Surprisingly, Bon Jovi’s Back Door Santa misses with its holiday in full on stadium fashion. It’s tough to understand the naughty lyrics, and clearly more about the guitar set rather than any kind of seasonal sentiment. Since A Very Special Christmas is a decidedly more secular and popular album, it’s also unusual to end the session with two carols. Alison Moyet might not be as famous as the others here, but her The Coventry Carol is likewise all about some dated synthesized echoing. It’s mellow, poetic, and medieval, but also difficult to enjoy the spirituality of it thanks to the strange arrangement. Fortunately, we can count on Stevie Nicks putting the album to bed in style with Silent Night. Her superbly low vocals, backing melodies, and spiritual spins add to this already most inspiring carol. Nicks varies the traditional design just enough for more lift up while she takes her solemn time. The ad libbed confessional refrains are distinctly gospel but also hip at the same time, sending A Very Special Christmas out with a positive spiritual message.

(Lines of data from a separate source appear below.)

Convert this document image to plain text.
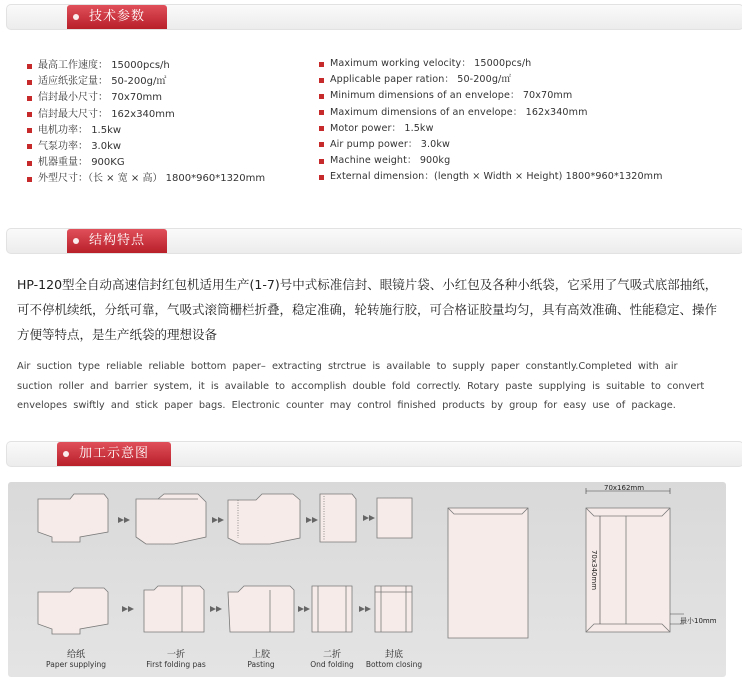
技术参数
最高工作速度： 15000pcs/h
适应纸张定量： 50-200g/㎡
信封最小尺寸： 70x70mm
信封最大尺寸： 162x340mm
电机功率： 1.5kw
气泵功率： 3.0kw
机器重量： 900KG
外型尺寸：（长 × 宽 × 高） 1800*960*1320mm
Maximum working velocity： 15000pcs/h
Applicable paper ration： 50-200g/㎡
Minimum dimensions of an envelope： 70x70mm
Maximum dimensions of an envelope： 162x340mm
Motor power： 1.5kw
Air pump power： 3.0kw
Machine weight： 900kg
External dimension：(length × Width × Height) 1800*960*1320mm
结构特点

HP-120型全自动高速信封红包机适用生产(1-7)号中式标准信封、眼镜片袋、小红包及各种小纸袋，它采用了气吸式底部抽纸，可不停机续纸，分纸可靠，气吸式滚筒栅栏折叠，稳定准确，轮转施行胶，可合格证胶量均匀，具有高效准确、性能稳定、操作方便等特点，是生产纸袋的理想设备

Air suction type reliable reliable bottom paper– extracting strctrue is available to supply paper constantly.Completed with air suction roller and barrier system, it is available to accomplish double fold correctly. Rotary paste supplying is suitable to convert envelopes swiftly and stick paper bags. Electronic counter may control finished products by group for easy use of package.

加工示意图
70x162mm
70x340mm
最小10mm
给纸
Paper supplying
一折
First folding pas
上胶
Pasting
二折
Ond folding
封底
Bottom closing
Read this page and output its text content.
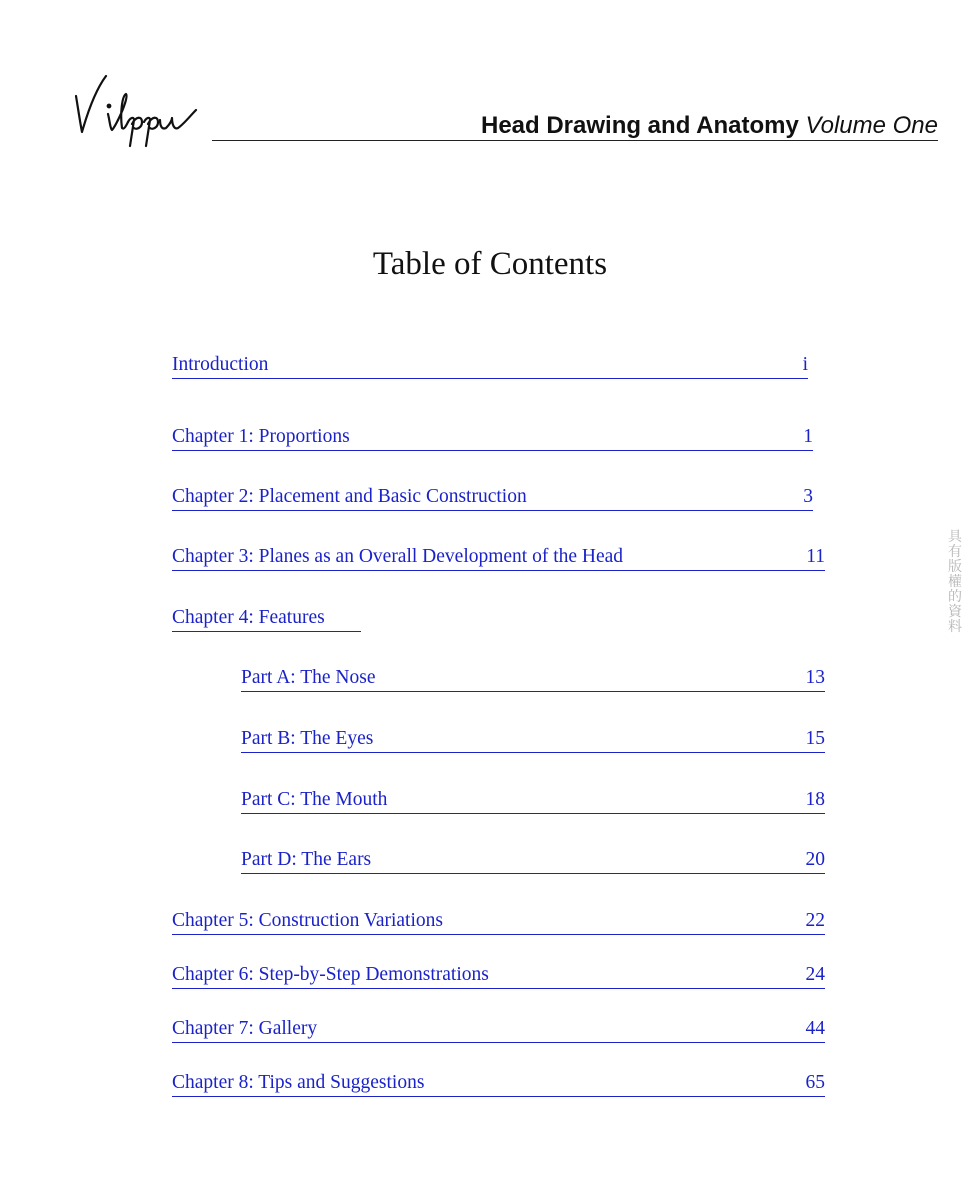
Head Drawing and Anatomy Volume One
Table of Contents
Introduction	i
Chapter 1: Proportions	1
Chapter 2: Placement and Basic Construction	3
Chapter 3: Planes as an Overall Development of the Head	11
Chapter 4: Features
Part A: The Nose	13
Part B: The Eyes	15
Part C: The Mouth	18
Part D: The Ears	20
Chapter 5: Construction Variations	22
Chapter 6: Step-by-Step Demonstrations	24
Chapter 7: Gallery	44
Chapter 8: Tips and Suggestions	65
具有版權的資料
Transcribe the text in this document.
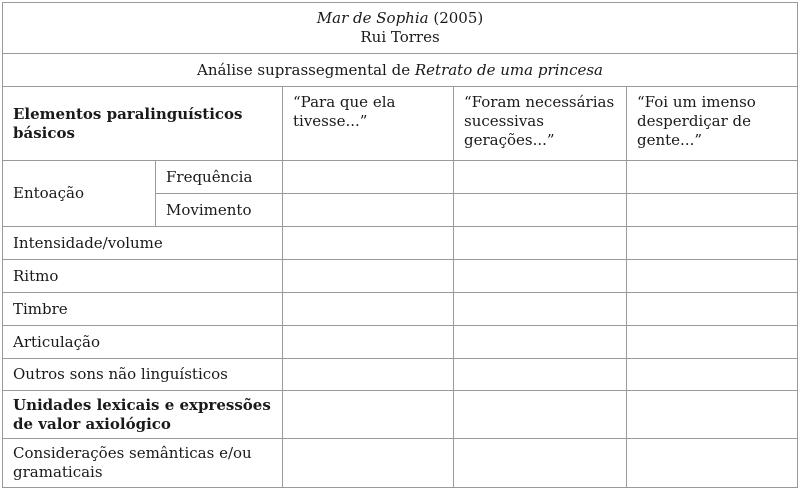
Mar de Sophia (2005)
Rui Torres				

Análise suprassegmental de Retrato de uma princesa				
Elementos paralinguísticos básicos		“Para que ela tivesse...”	“Foram necessárias sucessivas gerações...”	“Foi um imenso desperdiçar de gente...”
Entoação	Frequência			
	Movimento			
Intensidade/volume				
Ritmo				
Timbre				
Articulação				
Outros sons não linguísticos				
Unidades lexicais e expressões de valor axiológico				
Considerações semânticas e/ou gramaticais				
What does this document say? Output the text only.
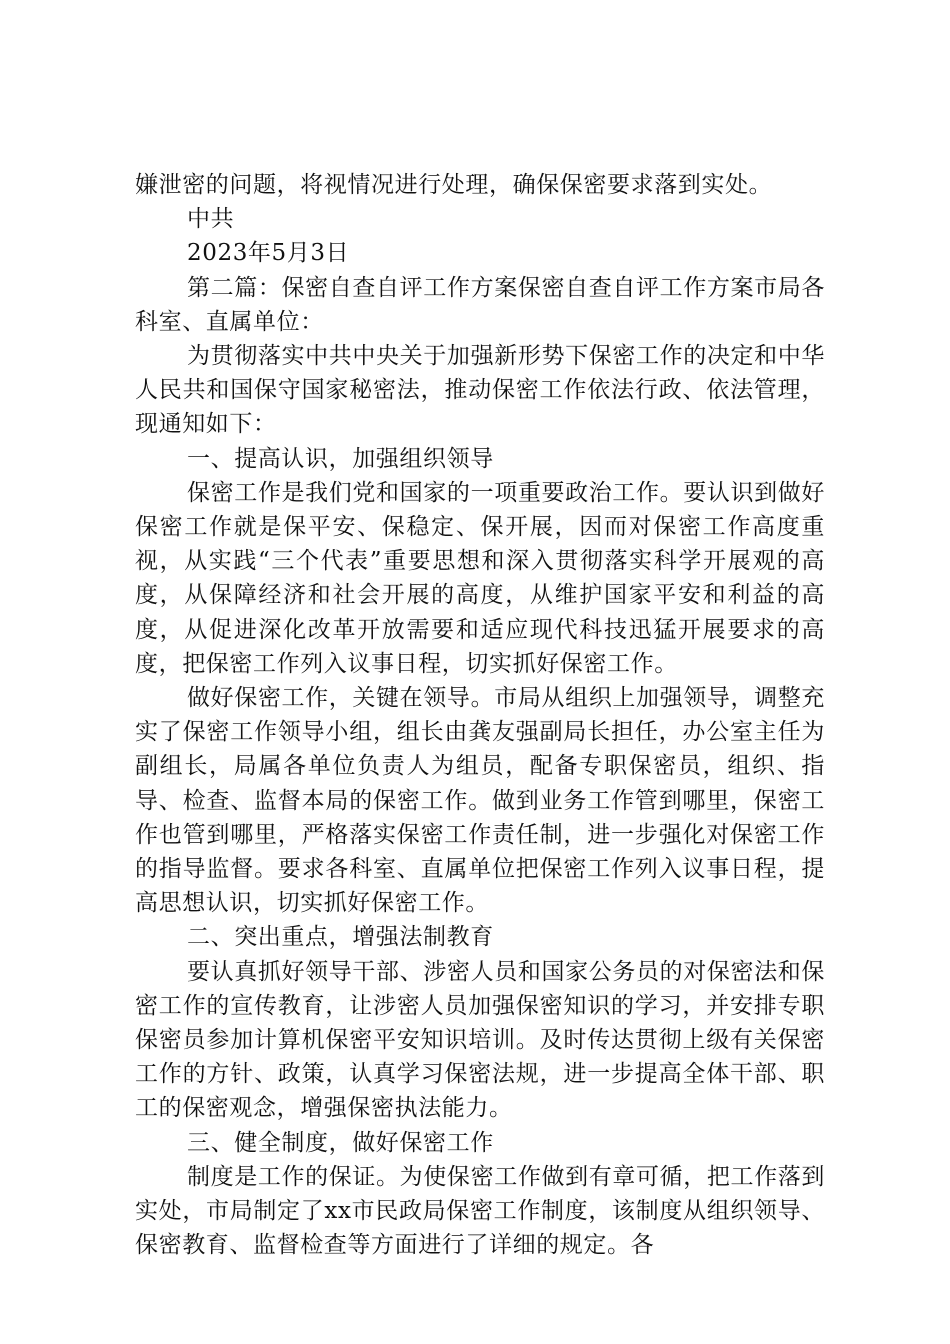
嫌泄密的问题，将视情况进行处理，确保保密要求落到实处。

中共

2023年5月3日

第二篇：保密自查自评工作方案保密自查自评工作方案市局各科室、直属单位：

为贯彻落实中共中央关于加强新形势下保密工作的决定和中华人民共和国保守国家秘密法，推动保密工作依法行政、依法管理，现通知如下：

一、提高认识，加强组织领导

保密工作是我们党和国家的一项重要政治工作。要认识到做好保密工作就是保平安、保稳定、保开展，因而对保密工作高度重视，从实践“三个代表”重要思想和深入贯彻落实科学开展观的高度，从保障经济和社会开展的高度，从维护国家平安和利益的高度，从促进深化改革开放需要和适应现代科技迅猛开展要求的高度，把保密工作列入议事日程，切实抓好保密工作。

做好保密工作，关键在领导。市局从组织上加强领导，调整充实了保密工作领导小组，组长由龚友强副局长担任，办公室主任为副组长，局属各单位负责人为组员，配备专职保密员，组织、指导、检查、监督本局的保密工作。做到业务工作管到哪里，保密工作也管到哪里，严格落实保密工作责任制，进一步强化对保密工作的指导监督。要求各科室、直属单位把保密工作列入议事日程，提高思想认识，切实抓好保密工作。

二、突出重点，增强法制教育

要认真抓好领导干部、涉密人员和国家公务员的对保密法和保密工作的宣传教育，让涉密人员加强保密知识的学习，并安排专职保密员参加计算机保密平安知识培训。及时传达贯彻上级有关保密工作的方针、政策，认真学习保密法规，进一步提高全体干部、职工的保密观念，增强保密执法能力。

三、健全制度，做好保密工作

制度是工作的保证。为使保密工作做到有章可循，把工作落到实处，市局制定了xx市民政局保密工作制度，该制度从组织领导、保密教育、监督检查等方面进行了详细的规定。各
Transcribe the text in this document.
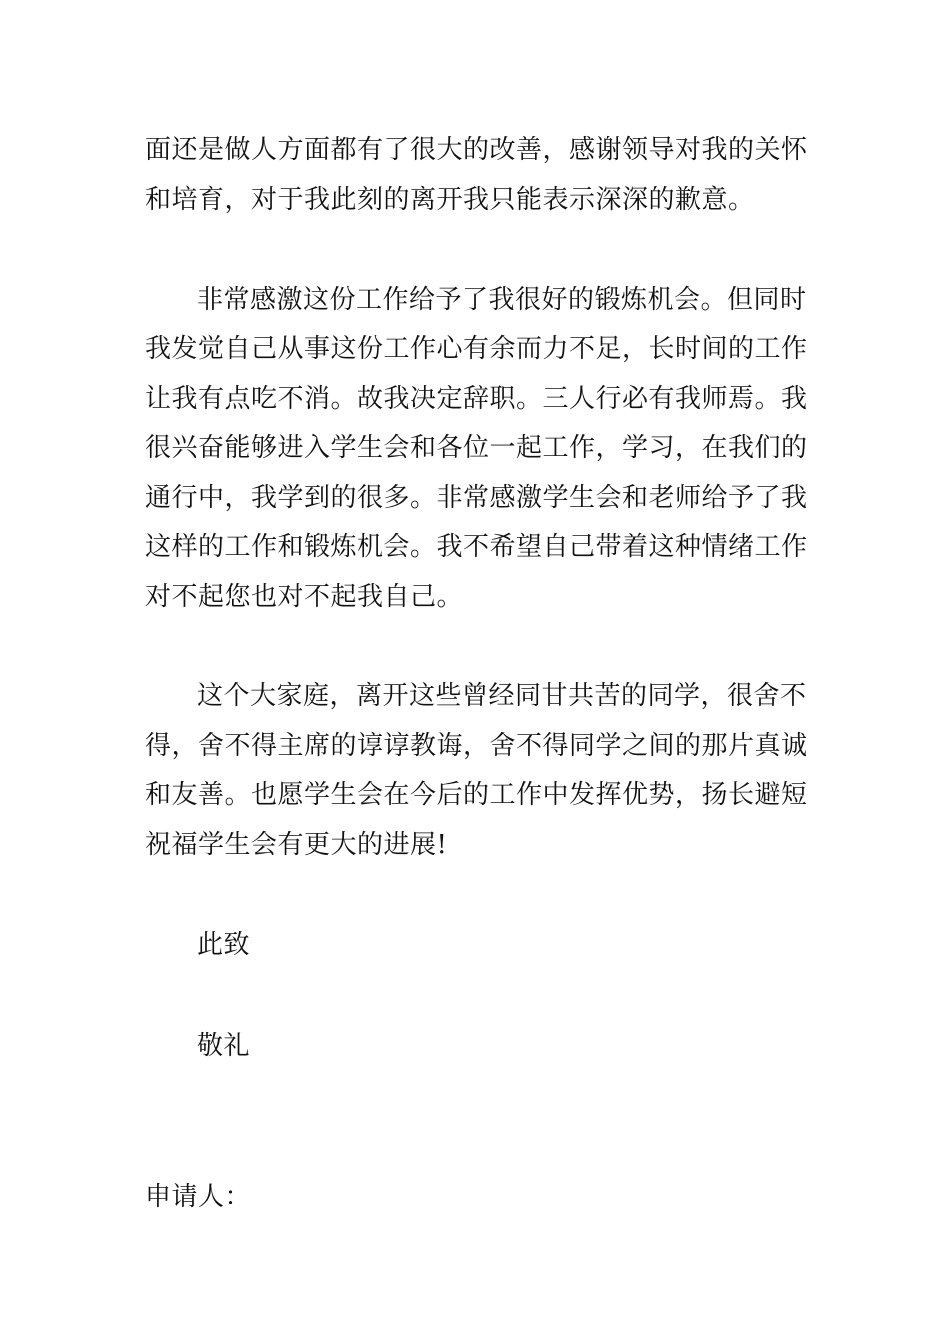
面还是做人方面都有了很大的改善，感谢领导对我的关怀
和培育，对于我此刻的离开我只能表示深深的歉意。
非常感激这份工作给予了我很好的锻炼机会。但同时
我发觉自己从事这份工作心有余而力不足，长时间的工作
让我有点吃不消。故我决定辞职。三人行必有我师焉。我
很兴奋能够进入学生会和各位一起工作，学习，在我们的
通行中，我学到的很多。非常感激学生会和老师给予了我
这样的工作和锻炼机会。我不希望自己带着这种情绪工作
对不起您也对不起我自己。
这个大家庭，离开这些曾经同甘共苦的同学，很舍不
得，舍不得主席的谆谆教诲，舍不得同学之间的那片真诚
和友善。也愿学生会在今后的工作中发挥优势，扬长避短
祝福学生会有更大的进展!
此致
敬礼
申请人：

Though readily available on CD or download along with the rest of the A Very Special Christmas charity releases, there are different reissues that swap Back Door Santa for Bon Jovi’s later I Wish Every Day Could Be Like Christmas, a much more pleasant, easy listening, but stirring tune. I’m surprised this series doesn’t go for these types of global and peace loving songs for it’s listings such as Peace on Earth or Happy Xmas (War is Over). Some of the succeeding albums often repeat the same tunes and tracks, and it really seems like there is little rhyme or reason to this debut compilation’s theme or the uneven, nay, all over the place track order. However, this mix of instant of the time singers, pop, rap, and rockers understandably capitalizes on every fan demographic and their need to buy their favorite’s potentially elusive or rare and obscure holiday single. This album ideology is in the best interest of benefitting the Special Olympics certainly, but I’m not sure such a charity model works with today’s individual download opportunities or invisible resale values. A Very Special Christmas is a little eighties preppy with a Members Only style at times, but it delivers some holiday standards and timeless gems – which is perfect for the contemporary listener’s picking and choosing playlist. Older, sophisticated audiences can collect their favorites for a nostalgic party or keep the office merry, mature, and generous with A Very Special Christmas.